A comfortable atmosphere. Sitting in the Pineville, you’d think the dining room hasn’t changed for a hundred years. To the contrary, a lot of work has gone into creating the atmosphere, but not in the way of today’s corporate restaurants. Many of the pictures on the wall came from one morning’s foray through the Golden Nugget flea market in Lambertville.
Rather than “clean up” the back dining room with it’s ancient cooking fireplace, Jim Hamilton kept it. The walls were treated specially, not white-washed, to give the look of years of soot and cigarette smoke. And the blackboard, with its specials changing daily, has been a mainstay of the PVT since Andrew took it over in 1989.
If you’ve been to the Pineville recently you’ll have noticed the construction going on at the back of the property. A major expansion is underway. First the parking lot will be expanded, adding twenty-five more spaces for a total of seventy plus (a storm water control system must first be installed). Another dining room, seating thirty-two, will be added out back, on the other side of the fireplace, with a six-seat bar and a rear entrance. The kitchen will be rebuilt and a take-out store will be added, as well.
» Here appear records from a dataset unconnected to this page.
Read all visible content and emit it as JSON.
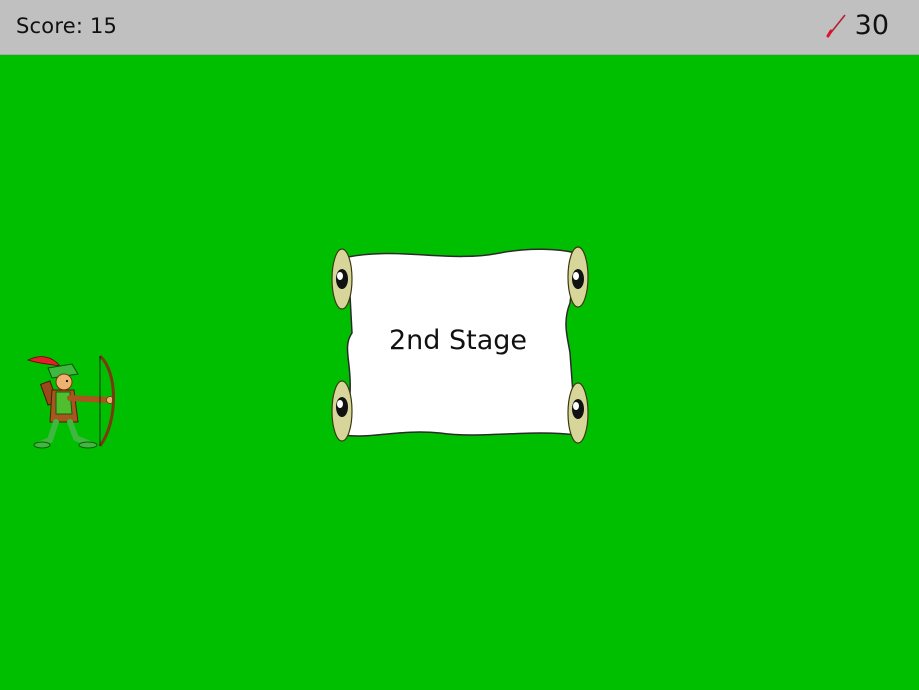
{
  "hud": {
    "score_text": "Score: 15",
    "arrows_left": "30",
    "arrow_icon": "arrow-icon"
  },
  "stage_banner": {
    "text": "2nd Stage"
  },
  "colors": {
    "field": "#00bf00",
    "hud_bar": "#c0c0c0",
    "scroll_paper": "#ffffff",
    "scroll_roll": "#d8d59a",
    "arrow_tip": "#e0102a"
  }
}
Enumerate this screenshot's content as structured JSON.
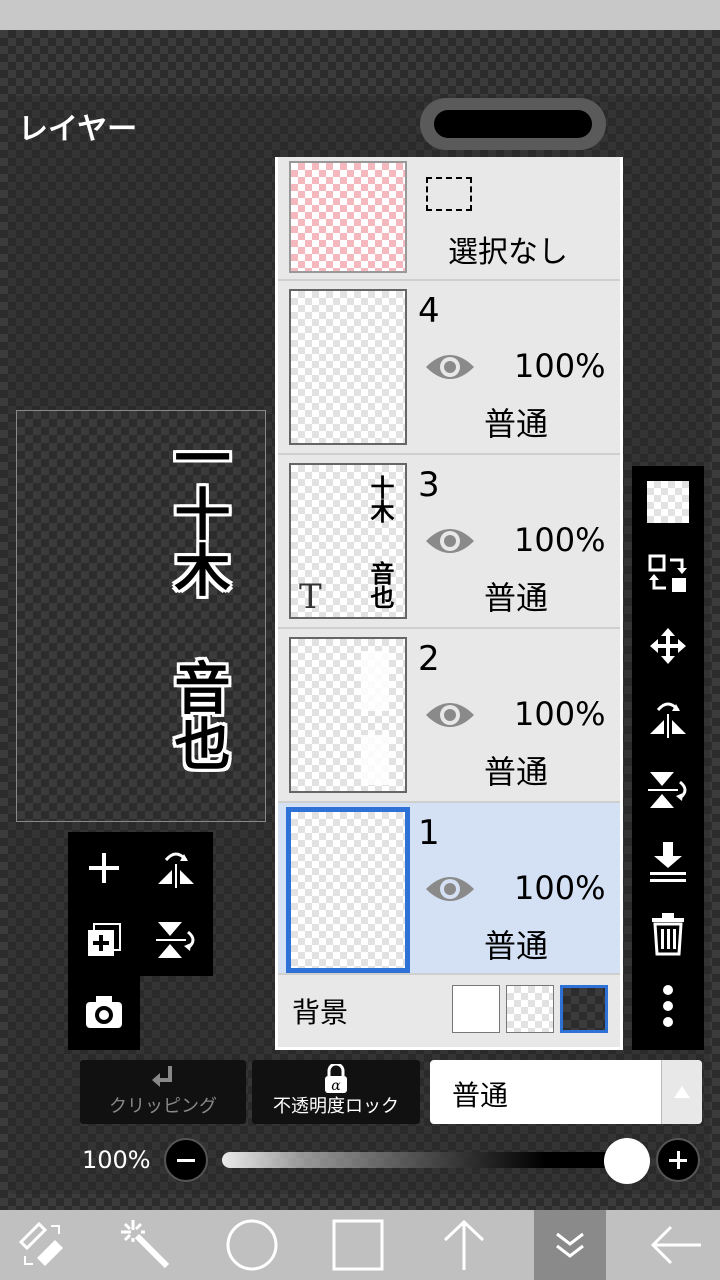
{
  "panel": {
    "title": "レイヤー"
  },
  "canvas_text": {
    "line1": "一十木",
    "line2": "音也"
  },
  "selection_row": {
    "label": "選択なし"
  },
  "layers": [
    {
      "number": "4",
      "opacity": "100%",
      "blend": "普通",
      "selected": false
    },
    {
      "number": "3",
      "opacity": "100%",
      "blend": "普通",
      "selected": false,
      "thumb_text_1": "十木",
      "thumb_text_2": "音也",
      "thumb_badge": "T"
    },
    {
      "number": "2",
      "opacity": "100%",
      "blend": "普通",
      "selected": false
    },
    {
      "number": "1",
      "opacity": "100%",
      "blend": "普通",
      "selected": true
    }
  ],
  "background_row": {
    "label": "背景"
  },
  "bottom_controls": {
    "clipping_label": "クリッピング",
    "alpha_lock_label": "不透明度ロック",
    "blend_mode": "普通",
    "opacity_label": "100%",
    "opacity_value": 1.0
  },
  "colors": {
    "selection_blue": "#2e72d8",
    "selected_row": "#d4e0f4"
  },
  "icons": {
    "right_toolbar": [
      "transparency-icon",
      "swap-layer-icon",
      "move-icon",
      "flip-horizontal-icon",
      "flip-vertical-icon",
      "merge-down-icon",
      "trash-icon",
      "more-icon"
    ],
    "left_tools": [
      "add-layer-icon",
      "flip-horizontal-icon",
      "add-copy-layer-icon",
      "flip-vertical-icon",
      "camera-icon"
    ],
    "bottom_bar": [
      "pen-eraser-icon",
      "magic-wand-icon",
      "circle-icon",
      "square-icon",
      "arrow-up-icon",
      "collapse-icon",
      "back-arrow-icon"
    ]
  }
}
Good food. If you’ve eaten at the Pineville, we don’t have to tell you the food is good and consistent. The menu is varied, and the blackboard specials supplement it. The homemade ravioli are fresh, soft and slightly chewy, with a light marinara sauce (all those hours cooking with his Italian aunts obviously paid off for Andrew). Order a hamburger medium-rare, and it arrives medium-rare, a detail many restaurants don’t bother with.
Whenever possible, the Pineville buys local vegetables. And why not? With so many local farms nearby, it’s a crime not to. Come in during the summer and early autumn to the PVT for a special called, “Freddy’s Tomatoes.” It’s made from Slack Farm tomatoes, grown by Freddy Slack, a few miles down the road in Forest Grove. The deep red tomatoes are sprinkled liberally with blue cheese and red onions with a light oil and vinegar dressing. And asparagus season is almost upon us, so look for that on the daily blackboard too.
Interestingly, the Abruzzeses don’t just talk about their restaurant. They heap praise on their colleagues, as well. Andrew has been a customer of the Kopper Kettle in Feasterville for years. He loves their Buffalo Shrimp and finally got the recipe from the owner. He’ll add the dish to the PVT menu soon as “Kopper Kettle Buffalo Shrimp.” Bowman’s Tavern also got praise from Andrew and Drew (watch for our post on our excellent meals there, soon).
To sum up, I’ll use Andrew’s words. In 1990, Philadelphia Magazine chose The Pineville Tavern as one of the “50 Best Bargain restaurants,” putting the new restaurant on the map. “That made it okay to come into a place with beer signs in the window,” he laughs. And on any given night, you’ll find a busy parking lot filled with vehicles from pick-up trucks to luxury cars to SUVs.